During this entire time, I searched for ways to make photos better in camera. You can see a lot of these experiments on my personal website. I opted for multiple exposures in-camera vs. Photoshop layering. In fact, the multiple exposure above was done in-camera. I also created in-camera paintings. And more and more, the idea of authenticity permeates through our work.

Now, what’s authenticity, you ask? It has to do with being 100% transparent about our photos. If an image is a composite, we’d label it as such. But lots of folks on Instagram, Behance, Tumblr, Flickr, Reddit, and social media groups don’t label their images as composites.

A photo composite is not a photograph, it’s a composite. Some people who are marketed as photographers are not photographers, they’re photo compositors. I don’t care that photo composites have been done since the beginning of photography. The point has to do with ease of entry. For people to have done them years ago, they needed to have many special skills and do a lot of work. These days, a high school junior can probably retouch skin better than you can. AI has made it more accessible. As the barrier of entry has gotten lower, the standards need to be set higher.

So then, what is a photograph? I’ve got a personal rule, and I’ve got rules for what I believe should be considered photographs. If the final exported file is 80% the original image, then it’s a photograph. This means basic retouching with ethics in mind, standard adjustments in one direction or another, etc. For our Creating the Photograph series, the recent post by Brandon Casey is a composite.

Here’s what he said:

This shot actually required a fair bit of post-processing to achieve the final result. I moved all three images from Lightroom into Photoshop. The first thing I needed to do was mask my son into the long exposure frame of the rocket. Once I had him masked in, I moved on to correcting the colors on him to match that of the long exposure frame since the temperature output in the flash units is significantly different than the light emitting from the rocket.

While in the field, I set up the main light to recreate the light which would have come from the rocket, a secondary light to recreate the full moon overhead, and a third light right of camera to act as a slight fill.

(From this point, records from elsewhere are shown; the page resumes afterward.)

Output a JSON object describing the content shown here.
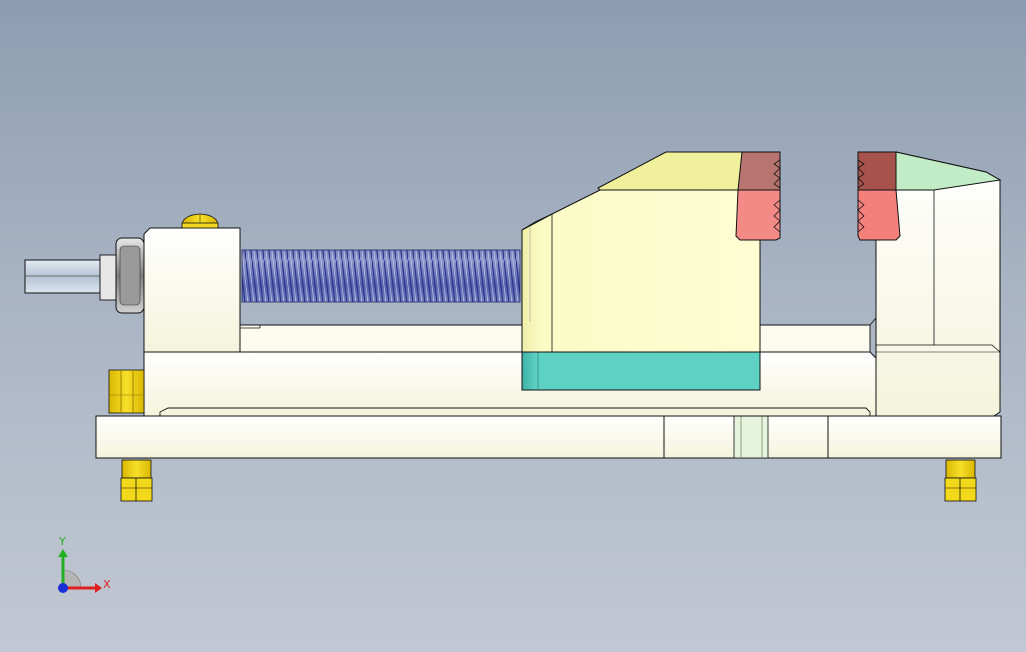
{
  "viewport": {
    "background_top": "#8d9db1",
    "background_bottom": "#c2c8d3"
  },
  "model": {
    "colors": {
      "body": "#fbfbe9",
      "movable_jaw": "#fbfbc6",
      "movable_jaw_top": "#f1f19d",
      "jaw_base": "#5dd1c4",
      "jaw_plate_top": "#b8746f",
      "jaw_plate_bottom": "#f48a86",
      "fixed_plate_top": "#a8524e",
      "fixed_plate_bottom": "#f4807c",
      "fixed_jaw_top": "#c2ecc6",
      "thread": "#4f5aa8",
      "screw_head": "#c6d0dc",
      "fastener": "#f4d81a",
      "outline": "#111111"
    },
    "icons": [
      "hex-screw-end-icon",
      "washer-icon",
      "lead-screw-icon",
      "bolt-icon",
      "foot-icon"
    ]
  },
  "triad": {
    "x_label": "X",
    "y_label": "Y",
    "x_color": "#e02020",
    "y_color": "#22b022",
    "z_color": "#1a2fd8"
  }
}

This definitely helped but wasn’t a hundred percent there, so after balancing the colors, I did some dodging and burning on him in order to shape the light in a way that the rocket would have. After I had him blend into the frame with the rocket, the next step was to fix the stars. We see the stars as perfect little pinpoints while we watch a rocket launch. However, during the long exposure, these little pinpoints turn into star trails. To fix this, I usually find a clear section of sky and capture a frame just of the stars.

Once in Photoshop, I’ll use the healing brush to remove all the star trails from the long exposure frame. Then on the frame that I took with just the stars, I’ll adjust the contrast to brighten the stars, and darken the sky. Then change the layer blend mode to lighten in order to hide the dark sky and only let the stars show. Lastly, with a layer mask and brush, I blend the stars back in where they need to be. After everything is done, I save the final blended image back into Lightroom where I make my color grading adjustment to my style, which is the last thing I do.”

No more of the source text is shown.